A new API must be introduced, rather than changing the function signatures of the current API, in order to maintain backwards compatibility. The new API also more clearly groups together these related functions under a single name prefix, PyThread_tss_. The "tss" in the name stands for "thread-specific storage", and was influenced by the naming and design of the "tss" API that is part of the C11 threads API. However, this is in no way meant to imply compatibility with or support for the C11 threads API, or signal any future intention of supporting C11--it's just the influence for the naming and design.

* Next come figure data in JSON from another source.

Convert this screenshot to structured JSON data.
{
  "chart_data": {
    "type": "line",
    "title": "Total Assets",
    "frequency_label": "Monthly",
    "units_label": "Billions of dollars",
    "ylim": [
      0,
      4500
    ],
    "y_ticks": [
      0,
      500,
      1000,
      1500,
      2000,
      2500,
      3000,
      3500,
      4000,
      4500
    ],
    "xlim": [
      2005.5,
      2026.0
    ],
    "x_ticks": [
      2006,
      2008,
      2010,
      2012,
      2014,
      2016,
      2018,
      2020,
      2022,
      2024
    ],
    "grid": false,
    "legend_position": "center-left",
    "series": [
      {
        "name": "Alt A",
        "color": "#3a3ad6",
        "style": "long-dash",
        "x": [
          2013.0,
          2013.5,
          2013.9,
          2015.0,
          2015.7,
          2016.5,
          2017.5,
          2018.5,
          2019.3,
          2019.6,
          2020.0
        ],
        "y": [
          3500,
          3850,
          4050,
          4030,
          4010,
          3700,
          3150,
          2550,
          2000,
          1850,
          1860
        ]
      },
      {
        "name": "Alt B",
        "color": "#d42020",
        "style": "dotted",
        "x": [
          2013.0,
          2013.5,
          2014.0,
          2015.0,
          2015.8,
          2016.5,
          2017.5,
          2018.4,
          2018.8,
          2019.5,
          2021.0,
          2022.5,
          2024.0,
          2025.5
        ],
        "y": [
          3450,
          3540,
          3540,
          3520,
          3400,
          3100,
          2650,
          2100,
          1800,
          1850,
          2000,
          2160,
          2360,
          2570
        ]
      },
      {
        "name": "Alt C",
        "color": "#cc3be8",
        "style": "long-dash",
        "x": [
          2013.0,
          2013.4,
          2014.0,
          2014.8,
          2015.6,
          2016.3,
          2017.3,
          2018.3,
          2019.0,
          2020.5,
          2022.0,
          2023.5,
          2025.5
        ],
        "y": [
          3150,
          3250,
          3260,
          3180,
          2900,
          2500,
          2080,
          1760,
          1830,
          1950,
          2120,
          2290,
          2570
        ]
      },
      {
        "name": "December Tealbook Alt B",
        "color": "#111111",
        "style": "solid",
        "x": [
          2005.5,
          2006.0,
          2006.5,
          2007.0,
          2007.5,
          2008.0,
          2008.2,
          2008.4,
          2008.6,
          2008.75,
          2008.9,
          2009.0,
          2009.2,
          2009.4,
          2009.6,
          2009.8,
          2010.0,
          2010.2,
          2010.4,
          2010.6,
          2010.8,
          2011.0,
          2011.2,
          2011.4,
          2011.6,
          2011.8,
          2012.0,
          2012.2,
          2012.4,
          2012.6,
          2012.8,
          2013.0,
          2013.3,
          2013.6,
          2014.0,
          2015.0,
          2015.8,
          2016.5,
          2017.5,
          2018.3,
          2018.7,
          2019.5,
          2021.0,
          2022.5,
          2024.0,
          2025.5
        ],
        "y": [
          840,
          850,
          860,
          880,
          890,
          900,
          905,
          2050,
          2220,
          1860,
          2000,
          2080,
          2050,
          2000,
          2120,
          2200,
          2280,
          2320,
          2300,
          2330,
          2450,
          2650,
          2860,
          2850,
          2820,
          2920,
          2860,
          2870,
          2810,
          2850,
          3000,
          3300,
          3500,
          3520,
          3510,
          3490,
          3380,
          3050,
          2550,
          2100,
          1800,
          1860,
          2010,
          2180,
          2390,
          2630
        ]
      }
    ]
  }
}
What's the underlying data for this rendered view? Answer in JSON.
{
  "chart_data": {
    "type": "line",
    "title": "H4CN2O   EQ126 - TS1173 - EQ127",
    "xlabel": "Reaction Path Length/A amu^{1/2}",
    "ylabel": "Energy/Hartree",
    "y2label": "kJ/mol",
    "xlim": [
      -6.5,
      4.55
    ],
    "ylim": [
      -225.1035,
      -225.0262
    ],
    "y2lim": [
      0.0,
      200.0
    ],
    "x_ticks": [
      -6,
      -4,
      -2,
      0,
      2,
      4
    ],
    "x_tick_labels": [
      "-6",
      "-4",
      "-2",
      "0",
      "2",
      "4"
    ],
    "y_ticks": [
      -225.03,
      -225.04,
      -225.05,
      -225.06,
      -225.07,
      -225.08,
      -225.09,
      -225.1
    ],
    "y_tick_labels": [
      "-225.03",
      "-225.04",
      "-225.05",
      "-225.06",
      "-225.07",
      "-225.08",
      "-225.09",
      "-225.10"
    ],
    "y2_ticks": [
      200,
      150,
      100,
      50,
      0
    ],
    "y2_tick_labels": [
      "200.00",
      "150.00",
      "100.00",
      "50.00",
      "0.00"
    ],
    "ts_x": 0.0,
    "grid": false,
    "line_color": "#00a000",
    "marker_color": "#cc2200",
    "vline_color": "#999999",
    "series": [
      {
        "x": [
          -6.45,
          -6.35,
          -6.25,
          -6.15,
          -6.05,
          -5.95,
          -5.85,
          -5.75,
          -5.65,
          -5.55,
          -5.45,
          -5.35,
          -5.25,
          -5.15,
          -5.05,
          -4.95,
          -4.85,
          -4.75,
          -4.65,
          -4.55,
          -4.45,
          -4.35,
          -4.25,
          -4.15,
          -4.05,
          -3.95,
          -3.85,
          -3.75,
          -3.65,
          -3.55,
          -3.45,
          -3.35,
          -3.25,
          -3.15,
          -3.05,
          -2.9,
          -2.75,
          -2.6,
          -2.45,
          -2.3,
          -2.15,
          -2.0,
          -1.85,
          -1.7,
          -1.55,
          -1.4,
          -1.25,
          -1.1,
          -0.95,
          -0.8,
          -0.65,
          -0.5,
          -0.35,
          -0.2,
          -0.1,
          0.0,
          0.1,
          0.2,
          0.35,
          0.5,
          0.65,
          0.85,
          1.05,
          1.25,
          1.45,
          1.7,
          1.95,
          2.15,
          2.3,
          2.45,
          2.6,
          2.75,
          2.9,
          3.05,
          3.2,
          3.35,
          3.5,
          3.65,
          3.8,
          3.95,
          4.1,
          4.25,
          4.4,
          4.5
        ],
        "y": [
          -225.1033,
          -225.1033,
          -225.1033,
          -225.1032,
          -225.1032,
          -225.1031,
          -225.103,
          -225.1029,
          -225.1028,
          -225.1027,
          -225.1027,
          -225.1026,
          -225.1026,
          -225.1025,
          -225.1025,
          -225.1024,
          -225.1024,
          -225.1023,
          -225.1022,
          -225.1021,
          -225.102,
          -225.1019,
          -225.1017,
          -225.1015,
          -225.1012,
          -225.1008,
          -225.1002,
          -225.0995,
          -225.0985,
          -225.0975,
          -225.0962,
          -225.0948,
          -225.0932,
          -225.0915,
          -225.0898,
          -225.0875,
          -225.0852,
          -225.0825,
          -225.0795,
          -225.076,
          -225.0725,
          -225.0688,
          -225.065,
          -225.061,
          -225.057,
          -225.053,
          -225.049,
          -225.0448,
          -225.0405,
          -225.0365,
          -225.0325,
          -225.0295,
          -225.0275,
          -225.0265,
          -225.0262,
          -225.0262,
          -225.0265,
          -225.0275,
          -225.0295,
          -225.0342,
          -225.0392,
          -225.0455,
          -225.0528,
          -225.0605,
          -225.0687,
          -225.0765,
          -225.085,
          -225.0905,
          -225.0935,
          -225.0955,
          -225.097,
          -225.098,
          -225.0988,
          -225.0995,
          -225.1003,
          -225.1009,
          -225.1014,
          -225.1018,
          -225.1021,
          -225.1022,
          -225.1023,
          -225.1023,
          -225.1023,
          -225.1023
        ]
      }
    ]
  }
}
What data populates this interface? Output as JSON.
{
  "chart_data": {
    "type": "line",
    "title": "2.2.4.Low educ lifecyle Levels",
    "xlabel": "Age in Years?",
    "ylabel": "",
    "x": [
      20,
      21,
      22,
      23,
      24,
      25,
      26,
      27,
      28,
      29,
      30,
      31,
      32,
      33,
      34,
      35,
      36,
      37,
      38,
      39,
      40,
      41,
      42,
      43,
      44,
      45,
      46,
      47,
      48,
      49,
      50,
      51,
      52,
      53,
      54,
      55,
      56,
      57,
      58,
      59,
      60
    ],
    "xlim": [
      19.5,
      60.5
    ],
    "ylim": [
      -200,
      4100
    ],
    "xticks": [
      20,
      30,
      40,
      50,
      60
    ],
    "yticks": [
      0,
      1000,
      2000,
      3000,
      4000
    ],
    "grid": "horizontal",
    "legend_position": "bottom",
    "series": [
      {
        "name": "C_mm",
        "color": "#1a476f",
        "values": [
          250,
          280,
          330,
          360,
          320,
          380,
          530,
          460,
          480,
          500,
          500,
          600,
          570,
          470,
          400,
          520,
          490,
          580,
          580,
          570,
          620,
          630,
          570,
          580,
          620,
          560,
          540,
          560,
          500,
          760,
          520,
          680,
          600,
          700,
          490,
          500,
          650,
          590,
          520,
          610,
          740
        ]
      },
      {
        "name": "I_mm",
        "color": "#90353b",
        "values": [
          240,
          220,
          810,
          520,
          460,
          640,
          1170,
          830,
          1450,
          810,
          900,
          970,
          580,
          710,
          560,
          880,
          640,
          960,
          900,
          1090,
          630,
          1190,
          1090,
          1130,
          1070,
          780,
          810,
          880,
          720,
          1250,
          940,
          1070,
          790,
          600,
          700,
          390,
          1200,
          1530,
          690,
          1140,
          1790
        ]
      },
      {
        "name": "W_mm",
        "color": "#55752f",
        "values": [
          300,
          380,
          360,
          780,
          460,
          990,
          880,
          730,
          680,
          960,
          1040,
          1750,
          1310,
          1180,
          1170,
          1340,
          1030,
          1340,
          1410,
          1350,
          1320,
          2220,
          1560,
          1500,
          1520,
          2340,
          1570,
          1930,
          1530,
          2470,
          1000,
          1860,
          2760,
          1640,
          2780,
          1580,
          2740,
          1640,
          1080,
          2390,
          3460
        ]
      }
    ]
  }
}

Changing PyThread_create_key to immediately return a failure status on systems using pthreads where sizeof(int) != sizeof(pthread_key_t) is intended as a sanity check: Currently, PyThread_create_key may report initial success on such systems, but attempts to use the returned key are likely to fail. Although in practice this failure occurs earlier in the interpreter initialization, it's better to fail immediately at the source of problem (PyThread_create_key) rather than sometime later when use of an invalid key is attempted. In other words, this indicates clearly that the old API is not supported on platforms where it cannot be used reliably, and that no effort will be made to add such support.

Rejected Ideas

  • Do nothing: The status quo is fine because it works on Linux, and platforms wishing to be supported by CPython should follow the requirements of PEP-11. As explained above, while this would be a fair argument if CPython were being to asked to make changes to support particular quirks or features of a specific platform, in this case it is quirk of CPython that prevents it from being used to its full potential on otherwise POSIX-compliant platforms. The fact that the current implementation happens to work on Linux is a happy accident, and there's no guarantee that this will never change.
  • Affected platforms should just configure Python --without-threads: This is a possible temporary workaround to the issue, but only that. Python should not be hobbled on affected platforms despite them being otherwise perfectly capable of running multi-threaded Python.
  • Affected platforms should not define Py_HAVE_NATIVE_TLS: This is a more acceptable alternative to the previous idea, and in fact there is a patch to do just that [2]. However, CPython's internal TLS implementation being "slower and clunkier" in general than native implementations still needlessly hobbles performance on affected platforms. At least one other module (tracemalloc) is also broken if Python is built without Py_HAVE_NATIVE_TLS.
  • Keep the existing API, but work around the issue by providing a mapping from pthread_key_t values to int values. A couple attempts were made at this ([3], [4]), but this only injects needless complexity and overhead into performance-critical code on platforms that are not currently affected by this issue (such as Linux). Even if use of this workaround were made conditional on platform compatibility, it introduces platform-specific code to maintain, and still has the problem of the previous rejected ideas of needlessly hobbling performance on affected platforms.


An initial version of a patch [5] is available on the bug tracker for this issue.